Il dibattito avviato da Patrizia Rettori ha già avuto un merito, quello di far emergere alla luce del sole una trattativa che si stava svolgendo, come accade quasi sempre sulla scena politica italiana, dietro le quinte e in maniera poco trasparente. Come ha poi precisato Sandra Bonsanti, L&G ha voluto semplicemente chiarire i termini della questione affinché ognuno potesse farsi un’idea ed esprimere il proprio parere. Non vedo quindi lo scandalo. Più pertinenti, invece, sono i commenti nel merito che sono stati fatti nel blog, la stragrande maggioranza contrari a qualsiasi tipo di concessione a Berlusconi in cambio dell’avvio di un ipotetico processo riformatore.
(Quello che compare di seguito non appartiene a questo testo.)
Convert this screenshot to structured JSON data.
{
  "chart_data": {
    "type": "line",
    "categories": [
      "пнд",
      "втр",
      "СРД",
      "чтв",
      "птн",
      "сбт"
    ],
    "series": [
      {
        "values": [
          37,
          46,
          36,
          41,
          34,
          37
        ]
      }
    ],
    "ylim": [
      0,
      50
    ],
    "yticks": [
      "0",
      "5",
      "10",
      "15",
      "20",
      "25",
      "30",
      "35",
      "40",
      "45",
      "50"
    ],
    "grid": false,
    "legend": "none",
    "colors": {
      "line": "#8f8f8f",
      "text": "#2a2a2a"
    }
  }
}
Molti hanno ribadito che la legge è uguale per tutti e che la legalità costituzionale non si baratta mai, altri che gli interlocutori non sono affidabili né credibili per portare avanti un accordo politico di questo tipo. Comunque la si veda, è pensabile per il centrosinistra fare un accordo di non-opposizione al processo breve e al legittimo impedimento, due provvedimenti in odore di anticostituzionalità, in cambio di qualche fumosa riforma, poco articolata e poco discussa? Ovviamente no.

Governo e maggioranza si assumano le loro responsabilità; il centrosinistra faccia il suo dovere di opposizione, senza escogitare facili e maldestre scorciatoie.